For the first time in more than five years, an official Vatican delegation is visiting China and meeting with government officials. The visit is a sign that relations between the two are warming after being locked in conflict in recent months.
"This is a real gesture by the Vatican and its diplomats," said Reverend Bernardo Cervellera, director of AsiaNews, a Catholic missionary news service with close links to the Vatican, which first reported the meeting. "I think it is to keep the door open, to have a link."
The Vatican and China broke off formal diplomatic ties in 1951; both sides have at times in recent years expressed a general interest in re-establishing them.
Still, the relationship has going through a stormy period since April, when China's Patriotic Catholic Church appointed two bishops without first consulting the Vatican. The Vatican denounced the move as "an attack on religious freedom."
China had long insisted that its state-controlled Catholic Church had the right to appoint bishops. The Vatican insists that such power belongs solely to the pope.
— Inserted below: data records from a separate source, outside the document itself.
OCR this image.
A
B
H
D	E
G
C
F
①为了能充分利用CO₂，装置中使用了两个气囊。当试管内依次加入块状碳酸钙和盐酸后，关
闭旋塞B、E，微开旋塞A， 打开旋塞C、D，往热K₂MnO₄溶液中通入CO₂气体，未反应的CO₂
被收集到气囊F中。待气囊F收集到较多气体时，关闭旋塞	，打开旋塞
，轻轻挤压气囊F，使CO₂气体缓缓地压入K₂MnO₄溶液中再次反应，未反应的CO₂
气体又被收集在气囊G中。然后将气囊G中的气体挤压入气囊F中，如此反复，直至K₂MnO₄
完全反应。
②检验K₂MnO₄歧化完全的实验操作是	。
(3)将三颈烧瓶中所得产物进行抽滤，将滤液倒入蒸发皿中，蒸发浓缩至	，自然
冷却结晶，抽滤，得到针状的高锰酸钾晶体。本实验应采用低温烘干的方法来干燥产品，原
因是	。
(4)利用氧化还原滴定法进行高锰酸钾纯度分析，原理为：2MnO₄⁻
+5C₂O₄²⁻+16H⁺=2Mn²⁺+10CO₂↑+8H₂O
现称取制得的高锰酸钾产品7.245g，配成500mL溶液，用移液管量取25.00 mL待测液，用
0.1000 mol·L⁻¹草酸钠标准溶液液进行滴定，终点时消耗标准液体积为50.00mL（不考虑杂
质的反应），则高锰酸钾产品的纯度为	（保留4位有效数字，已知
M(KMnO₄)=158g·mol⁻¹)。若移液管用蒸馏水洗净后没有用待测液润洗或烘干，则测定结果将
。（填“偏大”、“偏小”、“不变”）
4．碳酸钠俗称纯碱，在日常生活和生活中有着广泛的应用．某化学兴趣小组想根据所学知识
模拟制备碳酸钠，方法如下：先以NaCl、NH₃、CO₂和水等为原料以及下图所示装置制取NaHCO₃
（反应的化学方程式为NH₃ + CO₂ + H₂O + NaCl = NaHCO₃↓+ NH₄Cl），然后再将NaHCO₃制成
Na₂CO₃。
As a practical matter, in the past two years bishops have generally been appointed after informal discussions between the two sides.
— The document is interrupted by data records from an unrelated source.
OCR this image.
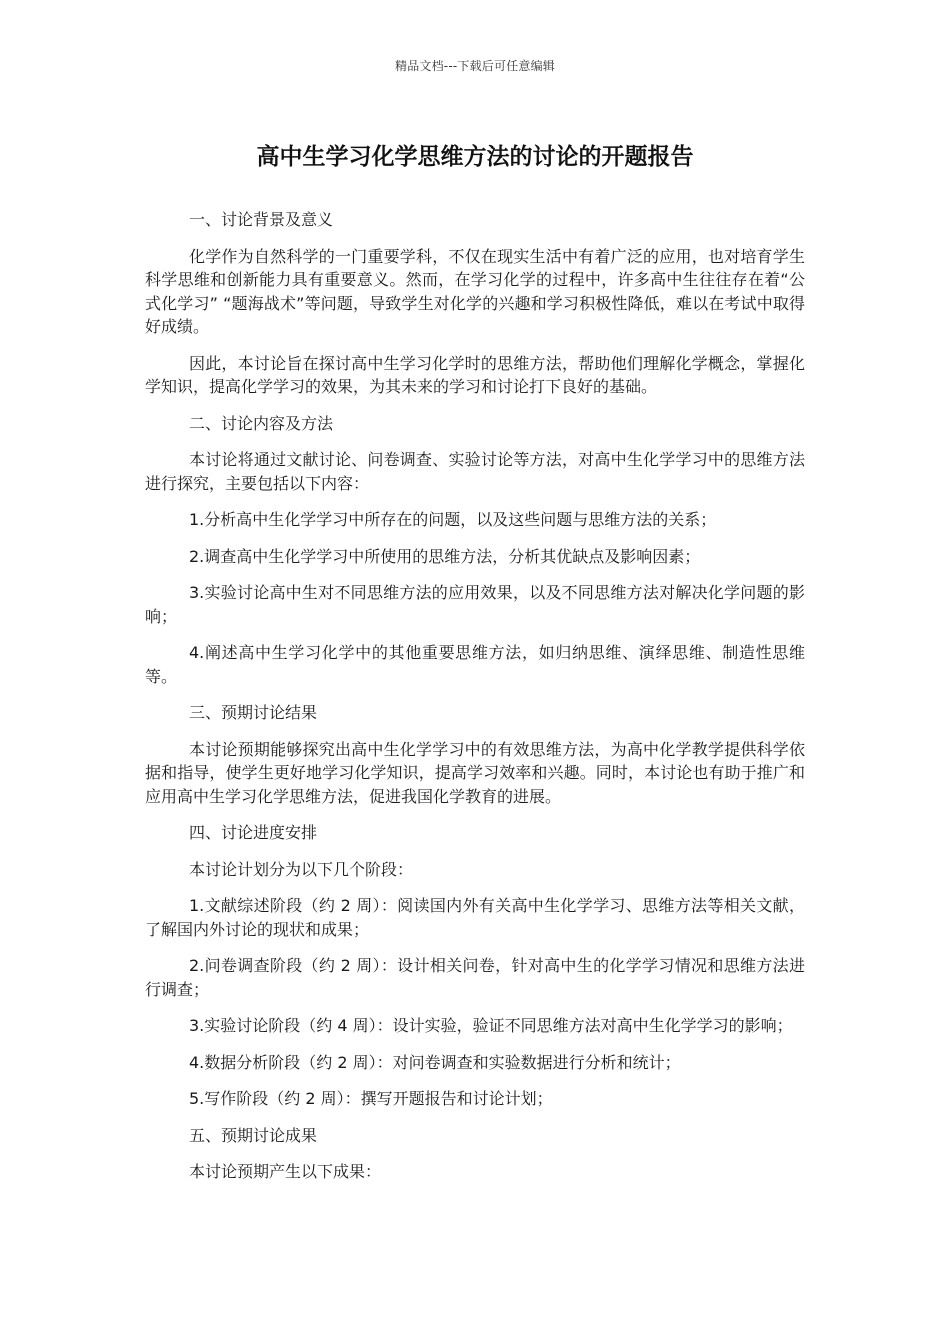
精品文档---下载后可任意编辑
高中生学习化学思维方法的讨论的开题报告

一、讨论背景及意义

化学作为自然科学的一门重要学科，不仅在现实生活中有着广泛的应用，也对培育学生科学思维和创新能力具有重要意义。然而，在学习化学的过程中，许多高中生往往存在着“公式化学习” “题海战术”等问题，导致学生对化学的兴趣和学习积极性降低，难以在考试中取得好成绩。

因此，本讨论旨在探讨高中生学习化学时的思维方法，帮助他们理解化学概念，掌握化学知识，提高化学学习的效果，为其未来的学习和讨论打下良好的基础。

二、讨论内容及方法

本讨论将通过文献讨论、问卷调查、实验讨论等方法，对高中生化学学习中的思维方法进行探究，主要包括以下内容：

1.分析高中生化学学习中所存在的问题，以及这些问题与思维方法的关系；

2.调查高中生化学学习中所使用的思维方法，分析其优缺点及影响因素；

3.实验讨论高中生对不同思维方法的应用效果，以及不同思维方法对解决化学问题的影响；

4.阐述高中生学习化学中的其他重要思维方法，如归纳思维、演绎思维、制造性思维等。

三、预期讨论结果

本讨论预期能够探究出高中生化学学习中的有效思维方法，为高中化学教学提供科学依据和指导，使学生更好地学习化学知识，提高学习效率和兴趣。同时，本讨论也有助于推广和应用高中生学习化学思维方法，促进我国化学教育的进展。

四、讨论进度安排

本讨论计划分为以下几个阶段：

1.文献综述阶段（约 2 周）：阅读国内外有关高中生化学学习、思维方法等相关文献，了解国内外讨论的现状和成果；

2.问卷调查阶段（约 2 周）：设计相关问卷，针对高中生的化学学习情况和思维方法进行调查；

3.实验讨论阶段（约 4 周）：设计实验，验证不同思维方法对高中生化学学习的影响；

4.数据分析阶段（约 2 周）：对问卷调查和实验数据进行分析和统计；

5.写作阶段（约 2 周）：撰写开题报告和讨论计划；

五、预期讨论成果

本讨论预期产生以下成果：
The Vatican delegation now in Beijing consists of two relatively senior officials, Archbishop Claudio Celli and Monsignor Gianfranco Rota Graziosi. They arrived last Sunday and will remain until tomorrow, meeting with "mid-level" government officials, Cervellera said; they will not be meeting with officials from the Patriotic Church.
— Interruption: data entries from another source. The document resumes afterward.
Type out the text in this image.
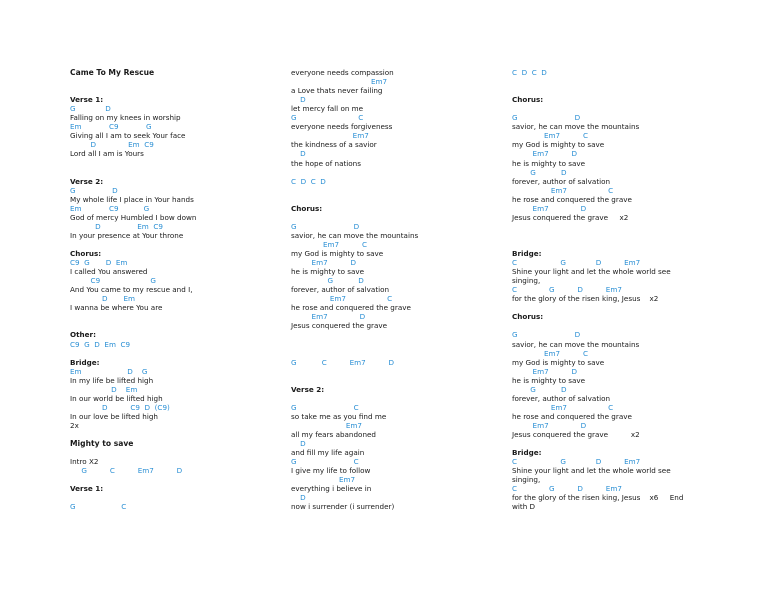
Came To My Rescue
Verse 1:
G             D
Falling on my knees in worship
Em            C9            G
Giving all I am to seek Your face
D              Em  C9
Lord all I am is Yours
Verse 2:
G                D
My whole life I place in Your hands
Em            C9           G
God of mercy Humbled I bow down
D                Em  C9
In your presence at Your throne
Chorus:
C9  G       D  Em
I called You answered
C9                      G
And You came to my rescue and I,
D       Em
I wanna be where You are
Other:
C9  G  D  Em  C9
Bridge:
Em                    D    G
In my life be lifted high
D    Em
In our world be lifted high
D          C9  D  (C9)
In our love be lifted high
2x
Mighty to save
Intro X2
G          C          Em7          D
Verse 1:
G                    C
everyone needs compassion
Em7
a Love thats never failing
D
let mercy fall on me
G                           C
everyone needs forgiveness
Em7
the kindness of a savior
D
the hope of nations
C  D  C  D
Chorus:
G                         D
savior, he can move the mountains
Em7          C
my God is mighty to save
Em7          D
he is mighty to save
G           D
forever, author of salvation
Em7                  C
he rose and conquered the grave
Em7              D
Jesus conquered the grave
G           C          Em7          D
Verse 2:
G                         C
so take me as you find me
Em7
all my fears abandoned
D
and fill my life again
G                         C
I give my life to follow
Em7
everything i believe in
D
now i surrender (i surrender)
C  D  C  D
Chorus:
G                         D
savior, he can move the mountains
Em7          C
my God is mighty to save
Em7          D
he is mighty to save
G           D
forever, author of salvation
Em7                  C
he rose and conquered the grave
Em7              D
Jesus conquered the grave     x2
Bridge:
C                   G             D          Em7
Shine your light and let the whole world see
singing,
C              G          D          Em7
for the glory of the risen king, Jesus    x2
Chorus:
G                         D
savior, he can move the mountains
Em7          C
my God is mighty to save
Em7          D
he is mighty to save
G           D
forever, author of salvation
Em7                  C
he rose and conquered the grave
Em7              D
Jesus conquered the grave          x2
Bridge:
C                   G             D          Em7
Shine your light and let the whole world see
singing,
C              G          D          Em7
for the glory of the risen king, Jesus    x6     End
with D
Neither the Vatican nor the Chinese government would confirm the meetings.
A papal spokesman, Joaquin Navarro-Valls, said, "I have no comment to make."
But a church official who was involved in previous informal talks between the two sides over the last two years confirmed that the visit was occurring.
Relations between the Vatican and China reached a low point on Oct. 1, 2000, when Pope John Paul II proclaimed 120 Chinese as martyrs, on the very day that the Chinese Communist government was celebrating its 50th anniversary. The pope later wrote a letter apologizing for the coincidence of timing, which he said was not intentional.
During the last years of John Paul II's papacy, which ended with his death last April, the Vatican and China engaged in a series of informal exploratory meetings in Rome and Beijing, largely conducted through surrogates. Leaders of Catholic aid groups like the Community of Sant'Egidio met with representatives of Chinese government research and policy organizations.
Months before he died, John Paul II himself met with one of these Chinese delegations.
China has said that before full diplomatic relations can be restored, the Vatican must sever its ties with Taiwan. Vatican officials have indicated that they are prepared to do so if the two sides can agree on the issue of ordaining bishops.